Harassment from teachers and students pushed her into depression and she even contemplated suicide. After high school she took a five-year break but the words of her mother Yeholi Tsuqu, “Without education you cannot do anything”, were ringing in her ears. She graduated with English Literature as her major from Prabhananda Women’s College in Dimpur.
Ashe might have drowned in self-pity and bitterness if it hadn’t been for a pivotal incident. Her name was considered as president of the Khehuto Village Student Union for the second tenure. At the union meeting, an uncle declared that if she were elected she would bring shame upon the village because she was “handicapped, and a woman”. That was the last straw. On 1 January 2015 Ashe promised herself that she would stand up for her rights and be the voice of voiceless PWDs.

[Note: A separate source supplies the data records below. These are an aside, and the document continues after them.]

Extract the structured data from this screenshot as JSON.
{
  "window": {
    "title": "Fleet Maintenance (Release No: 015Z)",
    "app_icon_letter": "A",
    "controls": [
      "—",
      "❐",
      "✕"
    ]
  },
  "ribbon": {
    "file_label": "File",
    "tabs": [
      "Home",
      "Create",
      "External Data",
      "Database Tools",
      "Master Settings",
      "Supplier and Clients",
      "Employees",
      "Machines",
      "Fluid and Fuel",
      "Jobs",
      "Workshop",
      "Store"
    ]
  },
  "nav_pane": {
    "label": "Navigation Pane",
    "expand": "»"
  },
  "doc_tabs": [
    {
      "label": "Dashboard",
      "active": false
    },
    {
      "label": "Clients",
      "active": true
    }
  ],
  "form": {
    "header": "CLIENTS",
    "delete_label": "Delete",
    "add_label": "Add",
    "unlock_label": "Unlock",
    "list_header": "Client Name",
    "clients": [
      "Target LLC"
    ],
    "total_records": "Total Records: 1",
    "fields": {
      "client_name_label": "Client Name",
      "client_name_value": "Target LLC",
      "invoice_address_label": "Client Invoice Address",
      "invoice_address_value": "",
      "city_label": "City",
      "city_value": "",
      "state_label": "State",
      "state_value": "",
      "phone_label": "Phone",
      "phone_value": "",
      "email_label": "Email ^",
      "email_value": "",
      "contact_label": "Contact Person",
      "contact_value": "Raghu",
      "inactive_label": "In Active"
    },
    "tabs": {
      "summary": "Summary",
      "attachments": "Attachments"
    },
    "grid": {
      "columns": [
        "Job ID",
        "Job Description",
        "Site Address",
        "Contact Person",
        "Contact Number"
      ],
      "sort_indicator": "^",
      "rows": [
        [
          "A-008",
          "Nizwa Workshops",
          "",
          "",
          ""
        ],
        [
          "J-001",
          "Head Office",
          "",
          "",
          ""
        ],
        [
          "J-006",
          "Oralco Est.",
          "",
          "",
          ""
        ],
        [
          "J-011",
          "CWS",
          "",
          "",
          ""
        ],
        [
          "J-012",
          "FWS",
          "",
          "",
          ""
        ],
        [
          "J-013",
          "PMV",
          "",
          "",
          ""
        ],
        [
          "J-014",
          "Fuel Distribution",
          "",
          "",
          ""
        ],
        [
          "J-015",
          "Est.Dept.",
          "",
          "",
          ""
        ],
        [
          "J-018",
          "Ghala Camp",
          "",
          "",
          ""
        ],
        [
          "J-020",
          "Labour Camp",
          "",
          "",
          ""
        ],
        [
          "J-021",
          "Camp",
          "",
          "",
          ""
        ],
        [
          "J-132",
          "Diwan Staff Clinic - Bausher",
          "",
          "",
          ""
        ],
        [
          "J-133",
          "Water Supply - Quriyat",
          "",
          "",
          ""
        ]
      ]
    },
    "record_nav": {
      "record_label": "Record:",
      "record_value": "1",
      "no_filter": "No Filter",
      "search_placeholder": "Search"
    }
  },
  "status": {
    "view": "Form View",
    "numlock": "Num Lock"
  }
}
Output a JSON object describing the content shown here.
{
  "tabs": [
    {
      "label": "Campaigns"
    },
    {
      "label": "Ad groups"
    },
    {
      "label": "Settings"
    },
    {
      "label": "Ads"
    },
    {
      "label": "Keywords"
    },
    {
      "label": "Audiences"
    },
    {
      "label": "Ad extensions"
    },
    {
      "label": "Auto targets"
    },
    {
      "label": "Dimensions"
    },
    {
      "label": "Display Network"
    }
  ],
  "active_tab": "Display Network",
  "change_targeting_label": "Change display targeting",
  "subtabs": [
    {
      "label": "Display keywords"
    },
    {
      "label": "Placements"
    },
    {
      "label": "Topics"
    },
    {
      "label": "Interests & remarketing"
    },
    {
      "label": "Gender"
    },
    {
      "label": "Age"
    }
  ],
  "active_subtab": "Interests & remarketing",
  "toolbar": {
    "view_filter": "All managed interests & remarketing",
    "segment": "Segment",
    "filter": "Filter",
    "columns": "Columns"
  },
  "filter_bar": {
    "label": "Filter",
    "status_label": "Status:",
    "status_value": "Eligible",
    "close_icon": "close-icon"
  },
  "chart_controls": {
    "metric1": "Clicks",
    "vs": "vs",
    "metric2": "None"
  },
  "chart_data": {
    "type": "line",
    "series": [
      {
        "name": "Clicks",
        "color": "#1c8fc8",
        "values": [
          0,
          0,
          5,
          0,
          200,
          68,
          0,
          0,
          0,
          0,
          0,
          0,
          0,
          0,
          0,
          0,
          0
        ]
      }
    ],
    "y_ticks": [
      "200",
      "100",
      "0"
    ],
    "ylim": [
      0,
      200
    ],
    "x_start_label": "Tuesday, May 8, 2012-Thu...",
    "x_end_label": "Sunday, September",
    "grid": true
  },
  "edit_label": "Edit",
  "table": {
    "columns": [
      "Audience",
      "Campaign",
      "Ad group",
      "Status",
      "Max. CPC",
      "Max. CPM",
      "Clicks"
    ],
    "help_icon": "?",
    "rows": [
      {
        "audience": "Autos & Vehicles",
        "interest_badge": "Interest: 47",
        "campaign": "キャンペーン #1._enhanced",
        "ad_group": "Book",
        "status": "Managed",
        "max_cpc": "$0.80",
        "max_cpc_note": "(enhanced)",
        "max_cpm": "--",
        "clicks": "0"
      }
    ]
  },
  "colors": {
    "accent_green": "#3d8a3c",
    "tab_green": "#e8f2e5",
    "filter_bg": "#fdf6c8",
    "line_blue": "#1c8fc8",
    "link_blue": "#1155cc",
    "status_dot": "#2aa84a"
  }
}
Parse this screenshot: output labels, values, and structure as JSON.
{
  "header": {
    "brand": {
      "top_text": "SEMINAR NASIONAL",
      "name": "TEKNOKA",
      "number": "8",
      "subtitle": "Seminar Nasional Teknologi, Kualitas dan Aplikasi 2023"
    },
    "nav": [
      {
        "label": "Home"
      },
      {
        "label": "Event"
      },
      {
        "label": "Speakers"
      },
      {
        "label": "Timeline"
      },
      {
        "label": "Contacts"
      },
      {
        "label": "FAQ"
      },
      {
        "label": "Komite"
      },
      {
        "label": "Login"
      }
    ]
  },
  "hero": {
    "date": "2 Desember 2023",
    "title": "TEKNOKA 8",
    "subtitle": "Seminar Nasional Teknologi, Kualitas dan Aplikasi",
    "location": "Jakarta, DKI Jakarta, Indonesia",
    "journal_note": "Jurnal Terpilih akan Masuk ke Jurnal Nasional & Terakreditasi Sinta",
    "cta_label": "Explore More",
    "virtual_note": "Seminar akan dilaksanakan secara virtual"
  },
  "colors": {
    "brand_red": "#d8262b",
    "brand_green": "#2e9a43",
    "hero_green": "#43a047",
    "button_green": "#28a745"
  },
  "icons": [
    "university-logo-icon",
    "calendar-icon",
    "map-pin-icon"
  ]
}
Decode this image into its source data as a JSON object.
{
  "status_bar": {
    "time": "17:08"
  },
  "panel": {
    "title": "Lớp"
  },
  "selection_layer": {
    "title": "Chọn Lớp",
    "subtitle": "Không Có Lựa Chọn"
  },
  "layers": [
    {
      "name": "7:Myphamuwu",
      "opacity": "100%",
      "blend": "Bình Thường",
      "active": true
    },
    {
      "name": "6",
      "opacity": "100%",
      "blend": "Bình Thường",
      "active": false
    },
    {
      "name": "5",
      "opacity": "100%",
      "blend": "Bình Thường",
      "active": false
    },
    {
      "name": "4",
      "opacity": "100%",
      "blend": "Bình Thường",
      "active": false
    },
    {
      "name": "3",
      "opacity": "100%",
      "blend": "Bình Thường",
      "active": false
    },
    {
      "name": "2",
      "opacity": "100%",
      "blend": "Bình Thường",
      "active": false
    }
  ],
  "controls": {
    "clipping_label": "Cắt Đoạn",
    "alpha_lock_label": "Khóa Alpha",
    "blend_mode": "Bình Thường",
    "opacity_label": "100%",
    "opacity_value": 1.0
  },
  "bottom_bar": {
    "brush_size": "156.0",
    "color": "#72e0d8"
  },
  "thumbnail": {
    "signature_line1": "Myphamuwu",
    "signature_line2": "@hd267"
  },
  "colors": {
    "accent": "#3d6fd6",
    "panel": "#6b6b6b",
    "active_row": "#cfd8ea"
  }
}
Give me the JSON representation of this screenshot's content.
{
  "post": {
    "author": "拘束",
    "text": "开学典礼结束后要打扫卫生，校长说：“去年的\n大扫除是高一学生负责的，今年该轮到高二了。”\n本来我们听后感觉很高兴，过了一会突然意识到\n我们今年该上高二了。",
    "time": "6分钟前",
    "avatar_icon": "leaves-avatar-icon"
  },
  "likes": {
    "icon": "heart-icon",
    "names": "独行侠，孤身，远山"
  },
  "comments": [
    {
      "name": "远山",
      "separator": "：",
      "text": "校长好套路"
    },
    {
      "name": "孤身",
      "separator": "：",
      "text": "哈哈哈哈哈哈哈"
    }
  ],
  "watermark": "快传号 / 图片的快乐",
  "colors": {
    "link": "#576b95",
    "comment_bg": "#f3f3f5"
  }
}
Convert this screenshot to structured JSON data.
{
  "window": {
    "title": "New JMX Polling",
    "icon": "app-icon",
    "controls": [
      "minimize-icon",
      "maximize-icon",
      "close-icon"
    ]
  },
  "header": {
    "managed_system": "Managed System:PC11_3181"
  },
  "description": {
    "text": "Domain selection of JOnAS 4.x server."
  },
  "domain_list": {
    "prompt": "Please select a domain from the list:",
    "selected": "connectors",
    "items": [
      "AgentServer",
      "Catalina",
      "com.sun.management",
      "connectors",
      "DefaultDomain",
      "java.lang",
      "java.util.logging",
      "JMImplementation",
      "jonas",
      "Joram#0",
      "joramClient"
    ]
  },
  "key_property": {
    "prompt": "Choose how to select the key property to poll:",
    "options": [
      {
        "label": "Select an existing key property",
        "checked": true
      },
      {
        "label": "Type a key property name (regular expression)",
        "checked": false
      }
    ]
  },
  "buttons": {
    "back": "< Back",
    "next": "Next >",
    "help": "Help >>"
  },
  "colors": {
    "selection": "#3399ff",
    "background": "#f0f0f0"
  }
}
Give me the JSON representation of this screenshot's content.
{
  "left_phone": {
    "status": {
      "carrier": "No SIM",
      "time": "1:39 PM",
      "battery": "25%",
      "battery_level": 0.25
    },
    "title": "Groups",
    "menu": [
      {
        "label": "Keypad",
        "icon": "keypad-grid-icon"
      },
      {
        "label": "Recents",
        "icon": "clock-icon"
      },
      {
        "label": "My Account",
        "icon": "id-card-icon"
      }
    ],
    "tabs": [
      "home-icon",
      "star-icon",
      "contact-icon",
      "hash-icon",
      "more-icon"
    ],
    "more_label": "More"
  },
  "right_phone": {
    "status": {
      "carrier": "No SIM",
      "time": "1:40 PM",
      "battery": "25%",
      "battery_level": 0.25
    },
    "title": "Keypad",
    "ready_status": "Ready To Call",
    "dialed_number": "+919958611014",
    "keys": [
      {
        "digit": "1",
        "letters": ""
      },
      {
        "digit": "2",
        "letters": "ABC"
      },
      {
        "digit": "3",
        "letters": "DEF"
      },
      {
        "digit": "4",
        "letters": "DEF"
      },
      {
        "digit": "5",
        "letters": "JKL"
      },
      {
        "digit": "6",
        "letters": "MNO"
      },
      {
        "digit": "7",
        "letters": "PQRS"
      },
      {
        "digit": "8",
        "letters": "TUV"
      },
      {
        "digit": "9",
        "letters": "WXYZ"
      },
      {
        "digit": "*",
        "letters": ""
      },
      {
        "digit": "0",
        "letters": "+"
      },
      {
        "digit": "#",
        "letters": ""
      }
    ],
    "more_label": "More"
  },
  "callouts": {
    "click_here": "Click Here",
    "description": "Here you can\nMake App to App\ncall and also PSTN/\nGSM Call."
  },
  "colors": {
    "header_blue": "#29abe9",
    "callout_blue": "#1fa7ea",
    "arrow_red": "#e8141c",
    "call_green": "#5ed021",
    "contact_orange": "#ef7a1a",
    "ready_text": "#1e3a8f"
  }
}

Slowly, she gained courage to overcome her reticence. The Nagaland State Disability Forum (NSDF) sent her to attend a seminar for PWDs in Guwahati. Then in 2017 she told her story on stage for the first time at the Tribal Leadership Programme of Tata Steel at Panchgani, Pune. When she spoke at the TLP again in 2018 she bared her arms for the very first time!
After this historic moment she went from strength to strength. Today Ashe is General Secretary of NSDF and also holds responsible posts in other disability organisations. In her spare time she loves to watch Disney fairytales, cook smoked pork with axone, listen to the local Aplono Gospel Band and hang out with friends who vibe with her.
“Be strong and fearless” is her message to all PWDs. “We must accept our uniqueness. Let us not hide.”